Texto: Gabriel Túñez / Fotos: Natalia Marcantoni
Virginio Colombo llegó a Buenos Aires en 1906, a los 21 años, contratado como arquitecto por el Ministerio de Obras Públicas para trabajar en la decoración del Palacio de Tribunales. Se había formado en la escuela de arquitectura de Brera, en Milán, y en la ciudad se transformó en uno de los referentes del art nouveau. Con ese estilo construyó 51 edificios. En uno de ellos vive José Emilio Burucúa, que cuenta la historia del arquitecto italiano mientras sirve un té en una mañana de lluvia y sol.
Colombo, afirma Burucúa, era dueño de un estilo exquisito, un prodigio que se suicidó a los 43 años. “Hace un tiempo vino una estudiante de Alemania siguiendo los pasos de Colombo. Estuvo acá y conversamos mucho. Hizo un trabajo muy serio y riguroso. Y ella llegó a la conclusión, después de haber investigado mucho, que no hay registro de que se hubiera recibido de arquitecto. Es decir, no hay registro de su graduación. Pero era un prodigio”, dice y abre las manos para acentuar la admiración.
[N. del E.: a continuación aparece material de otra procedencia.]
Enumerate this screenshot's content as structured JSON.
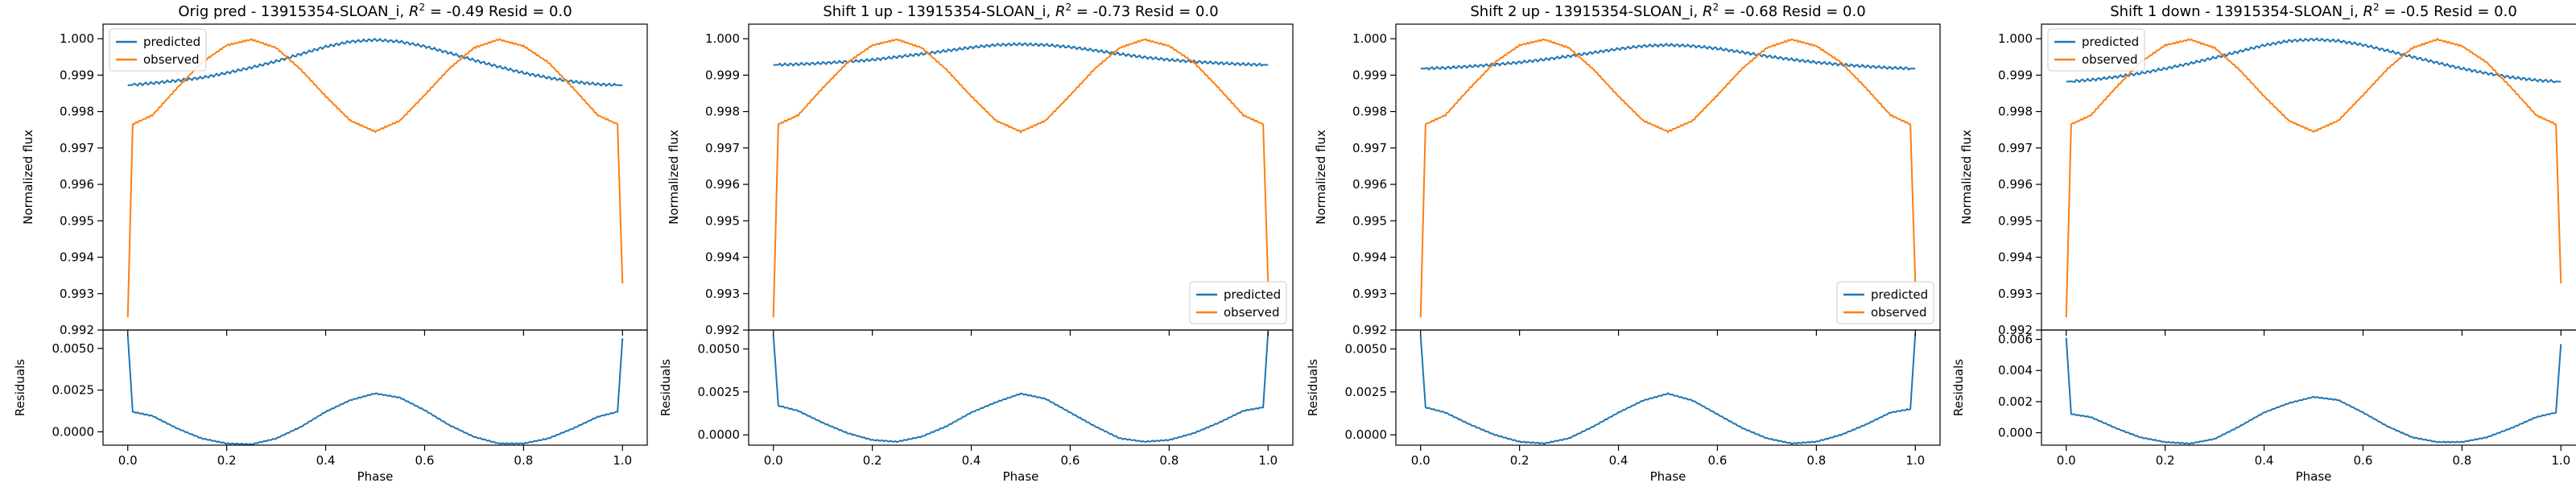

A un costado de la mesa donde sirvió el té, tiene otra más pequeña en la que están apilados los libros de una enciclopedia de “Star Wars”. El sábado antes del encuentro llevó a sus nietos al cine para ver “Han Solo”, que es, asegura, mejor que “Rogue One” si tiene que compararla con otra de las historias laterales de la saga de George Lucas. “Es la historia de la amistad entre Han Solo y Chewbacca. Está muy bien”, sonríe.
Burucúa es doctor en Filosofía y Arte por la Universidad de Buenos Aires (UBA) e historiador del Arte, Miembro de Número de la Academia Nacional de Bellas Artes, investigador, experto en la obra de Leonardo da Vinci y ensayista. Antes de todo eso, estudió Medicina y Ciencias Exactas. En abril, la Fundación el Libro le otorgó el Premio de la Crítica por Excesos lectores, ascetismos iconográficos, de editorial Ampersand, una autobiografía en la que viaja siguiendo la ruta de los libros leídos en su vida. “La lectura –destaca allí- nunca me dio veneno, sino plenitud enaltecida”.
-¿Cómo se llevó con el repaso de su vida por medio de la lectura?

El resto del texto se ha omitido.